Avant de s'enquérir d'une préférence qui malgré un semblant de choix serait inévitablement arbitraire et dictée par une défaillance humaine soi-disant idéologique mais intrinsèquement hormonale, il serait de bon aloi de mettre les choses à plat dans l'ordre.

Commençons donc par là où il faut commencer et intéressons nous à l'origine du mocassin à glands : le chêne.

 

Arbre le plus répandu dans nos contrées, devant le pin, le chêne rend sage et juste, comme en attestent les expériences ombragées de notre bon Saint Louis.

J'en vois déjà qui grommellent dans les rangs du fond. Vous vous préparez sans doute à interjeter, avec une légitimité dont l'approximation n'a d'égale que l'acrimonie, qu'il n'est pas formellement prouvé, ni formellement prouvable, que le chêne soit l'origine du gland. Du gland ou du chêne, lequel est apparu le premier ? Le mocassin, serais-je tenté de répondre ; mais cela ne servirait guère mes intérêts.

 

Qui a inventé le mocassin à glands et pourquoi ? Voilà la question fondatrice dont la réponse nous permettrait de trancher aussi bien que ledit Louis IX dit Saint Louis rendait la Justice, que diantre.

Était-ce un facétieux humoriste reconverti dans la cordonnerie à l'insu de son plein gré et qui tenta de se venger de sa malédiction en inventant cette atrocité qui ne dit pas son nom ?

Ou un austère disciple de Sigmund Freud qui tenta de rationaliser l'éthique en ayant recours au point Godwin de la dialectique : le calembour ? Le moc-à-seins à glands est on ne peut plus freudien et sous-tend bien toute la complexité de la non-pensée de Mickael Rousseau en train de se faire troller par son lapin nain sous un coin de table d'un bowling mal famé de Provins (78).

 

Mais la réalité est en fait bien plus simple : il s'agirait d'un prototype complètement raté du pneu-neige.
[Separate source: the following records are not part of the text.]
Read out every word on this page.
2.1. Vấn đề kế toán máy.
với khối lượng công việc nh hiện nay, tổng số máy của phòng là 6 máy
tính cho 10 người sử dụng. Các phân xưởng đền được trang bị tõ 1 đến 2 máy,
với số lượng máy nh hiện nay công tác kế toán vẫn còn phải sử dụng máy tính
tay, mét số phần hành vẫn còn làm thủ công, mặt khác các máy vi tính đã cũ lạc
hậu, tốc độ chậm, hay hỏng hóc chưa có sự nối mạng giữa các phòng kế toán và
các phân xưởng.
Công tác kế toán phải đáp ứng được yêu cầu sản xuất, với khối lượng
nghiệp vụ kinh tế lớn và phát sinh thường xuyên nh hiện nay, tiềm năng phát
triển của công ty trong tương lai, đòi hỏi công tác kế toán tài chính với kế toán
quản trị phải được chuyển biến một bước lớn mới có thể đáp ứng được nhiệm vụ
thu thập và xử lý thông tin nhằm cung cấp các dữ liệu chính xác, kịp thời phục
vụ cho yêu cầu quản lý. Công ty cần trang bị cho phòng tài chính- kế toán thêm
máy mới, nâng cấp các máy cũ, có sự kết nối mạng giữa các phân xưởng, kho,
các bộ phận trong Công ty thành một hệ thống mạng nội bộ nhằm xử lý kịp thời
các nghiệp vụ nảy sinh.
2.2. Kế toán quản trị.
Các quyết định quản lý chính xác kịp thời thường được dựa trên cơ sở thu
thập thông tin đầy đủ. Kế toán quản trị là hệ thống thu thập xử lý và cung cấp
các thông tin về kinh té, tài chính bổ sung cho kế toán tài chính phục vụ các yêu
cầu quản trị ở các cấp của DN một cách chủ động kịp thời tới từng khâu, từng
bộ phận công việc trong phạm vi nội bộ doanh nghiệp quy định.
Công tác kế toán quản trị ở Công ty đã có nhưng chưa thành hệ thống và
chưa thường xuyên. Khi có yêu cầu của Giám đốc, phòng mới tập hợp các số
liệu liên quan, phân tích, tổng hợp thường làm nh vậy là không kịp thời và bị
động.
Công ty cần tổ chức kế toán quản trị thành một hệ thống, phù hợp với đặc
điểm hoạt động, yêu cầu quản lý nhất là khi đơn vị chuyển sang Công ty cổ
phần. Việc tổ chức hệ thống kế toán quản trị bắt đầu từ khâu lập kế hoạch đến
Un amalgame abstrus a fait glisser la chaîne du pneu au chêne du gland. Et le mocassins à glands fut, pour le meilleur et pour le pire. Et surtout pour le pire.

Oui mais alors, pour ou contre ?

Car telle était la question initiale, n'est-ce pas. Quarante-deux, serais-je tenté de répondre, mais cela ne servirait que moyennement mes intérêts.

 

Qui sommes-nous pour juger de la validité de cet artéfact mystérieux aux origines controversées, hein ? On ne va pas commencer à se prendre pour Dieu, à lancer aveuglément des « pour » et des « contre », même si chacun d'entre nous a l'intime conviction que la soupe à l'oignon est et sera toujours intrinsèquement supérieure à la barre de Mars frite dans l'huile.

Mais comment le démontrer sans sombrer dans le piège du déni culturel et ainsi provoquer l'assènement de l'opprobre sur sa famille pendant 95 générations ?

 

Personnellement, je préfère me tenir coi car la simple existence du mocassin à glands dépasse largement la mesure de mon entendement, et on ne peut juger ce que l'on ne comprend pas.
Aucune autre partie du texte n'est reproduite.